# Serving Image-Based Deep Learning Models with TensorFlow-Serving's RESTful API
By Tyler LaBonte, July 2018

TensorFlow-Serving is an incredibly handy tool that, due to its recency and rather niche use case, does not have much in the way of online tutorials. This Notebook is my solution to provide an end-to-end implementation of TensorFlow-Serving on an image-based model, clearly demonstrating everything from converting images to Base64 to integrating TensorFlow Model Server with a deep neural network (both of which are glossed over in Google's documentation).
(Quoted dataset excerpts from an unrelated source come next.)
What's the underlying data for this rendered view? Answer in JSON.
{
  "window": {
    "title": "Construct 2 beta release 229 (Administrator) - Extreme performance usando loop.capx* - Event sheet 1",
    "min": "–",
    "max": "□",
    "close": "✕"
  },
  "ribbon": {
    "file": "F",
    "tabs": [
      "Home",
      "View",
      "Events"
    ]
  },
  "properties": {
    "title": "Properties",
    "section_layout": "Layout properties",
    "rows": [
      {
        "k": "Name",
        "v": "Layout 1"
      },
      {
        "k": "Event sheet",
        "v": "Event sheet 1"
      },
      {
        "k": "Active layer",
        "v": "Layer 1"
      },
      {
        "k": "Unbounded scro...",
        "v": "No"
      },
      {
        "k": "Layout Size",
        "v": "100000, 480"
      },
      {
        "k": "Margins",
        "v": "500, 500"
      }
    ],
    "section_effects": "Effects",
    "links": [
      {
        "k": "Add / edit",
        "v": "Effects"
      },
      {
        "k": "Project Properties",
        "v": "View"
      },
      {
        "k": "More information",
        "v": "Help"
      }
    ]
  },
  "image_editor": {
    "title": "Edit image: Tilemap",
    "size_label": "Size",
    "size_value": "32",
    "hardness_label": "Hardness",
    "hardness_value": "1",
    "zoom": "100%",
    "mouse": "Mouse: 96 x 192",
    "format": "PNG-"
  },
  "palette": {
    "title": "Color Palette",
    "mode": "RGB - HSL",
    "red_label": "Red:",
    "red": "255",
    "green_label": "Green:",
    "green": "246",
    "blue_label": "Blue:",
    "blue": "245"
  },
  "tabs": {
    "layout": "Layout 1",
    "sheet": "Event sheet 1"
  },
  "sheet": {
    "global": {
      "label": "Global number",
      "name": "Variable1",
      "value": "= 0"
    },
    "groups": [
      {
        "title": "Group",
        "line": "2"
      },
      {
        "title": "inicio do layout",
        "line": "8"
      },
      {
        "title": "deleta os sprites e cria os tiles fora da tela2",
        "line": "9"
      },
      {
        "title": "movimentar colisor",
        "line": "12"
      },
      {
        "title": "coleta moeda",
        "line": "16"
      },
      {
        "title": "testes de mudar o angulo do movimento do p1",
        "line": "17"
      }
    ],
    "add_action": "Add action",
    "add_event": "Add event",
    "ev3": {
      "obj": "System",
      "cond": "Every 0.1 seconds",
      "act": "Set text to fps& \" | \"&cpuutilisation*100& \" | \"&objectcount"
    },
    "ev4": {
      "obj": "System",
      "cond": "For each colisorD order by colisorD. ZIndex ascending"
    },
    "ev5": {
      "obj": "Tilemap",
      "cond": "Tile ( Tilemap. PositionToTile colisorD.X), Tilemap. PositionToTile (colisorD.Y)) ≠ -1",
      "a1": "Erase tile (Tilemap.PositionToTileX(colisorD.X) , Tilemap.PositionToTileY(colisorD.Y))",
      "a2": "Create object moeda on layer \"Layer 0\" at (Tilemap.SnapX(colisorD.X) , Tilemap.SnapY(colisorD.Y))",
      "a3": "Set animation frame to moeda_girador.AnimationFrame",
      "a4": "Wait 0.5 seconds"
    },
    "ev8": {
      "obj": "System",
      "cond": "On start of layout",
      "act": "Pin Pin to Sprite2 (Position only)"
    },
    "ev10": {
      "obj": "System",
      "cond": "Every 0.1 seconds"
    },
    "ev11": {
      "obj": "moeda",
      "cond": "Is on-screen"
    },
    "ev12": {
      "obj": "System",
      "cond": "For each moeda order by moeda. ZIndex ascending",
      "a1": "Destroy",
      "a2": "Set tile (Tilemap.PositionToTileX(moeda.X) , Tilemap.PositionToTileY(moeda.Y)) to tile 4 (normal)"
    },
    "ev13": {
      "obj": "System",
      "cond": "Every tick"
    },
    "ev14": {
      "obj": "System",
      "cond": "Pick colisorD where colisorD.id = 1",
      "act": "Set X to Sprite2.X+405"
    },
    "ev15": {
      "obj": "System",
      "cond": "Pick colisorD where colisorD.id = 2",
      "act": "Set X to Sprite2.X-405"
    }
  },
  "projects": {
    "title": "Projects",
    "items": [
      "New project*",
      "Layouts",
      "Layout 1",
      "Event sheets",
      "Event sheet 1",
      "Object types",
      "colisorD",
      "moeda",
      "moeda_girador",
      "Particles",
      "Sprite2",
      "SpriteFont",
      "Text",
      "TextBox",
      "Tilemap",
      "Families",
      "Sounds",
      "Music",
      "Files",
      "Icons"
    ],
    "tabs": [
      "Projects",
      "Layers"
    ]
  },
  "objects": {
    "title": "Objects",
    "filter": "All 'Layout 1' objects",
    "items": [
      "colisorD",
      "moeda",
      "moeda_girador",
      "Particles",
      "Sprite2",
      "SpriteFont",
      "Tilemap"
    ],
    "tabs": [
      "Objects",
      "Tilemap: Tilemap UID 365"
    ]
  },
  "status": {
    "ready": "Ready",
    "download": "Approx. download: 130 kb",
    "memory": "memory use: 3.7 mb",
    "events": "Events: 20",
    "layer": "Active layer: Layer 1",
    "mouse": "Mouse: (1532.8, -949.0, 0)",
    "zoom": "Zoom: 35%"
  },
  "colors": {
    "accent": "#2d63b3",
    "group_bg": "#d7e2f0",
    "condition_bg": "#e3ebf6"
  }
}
In this tutorial, I will strive to provide a minimum working example -- this implementation can easily be extended to include Docker containers, Bazel builds, batched inferences, and model decoupling. The main focus here is to understand the general requirements for working with TensorFlow-Serving, independent of any optional bells and whistles. I will be using the RESTful version of TensorFlow-Serving as opposed to the gRPC version, and will implement the predict function, though classify and regress can also be used.

# Overview

At its most basic level, TensorFlow-Serving allows developers to integrate client requests and data with deep learning models served independently of client systems. Benefits of this include clients being able to make inferences on data without actually having to install TensorFlow or even have any contact with the actual model, and the ability to serve multiple clients with one instance of a model.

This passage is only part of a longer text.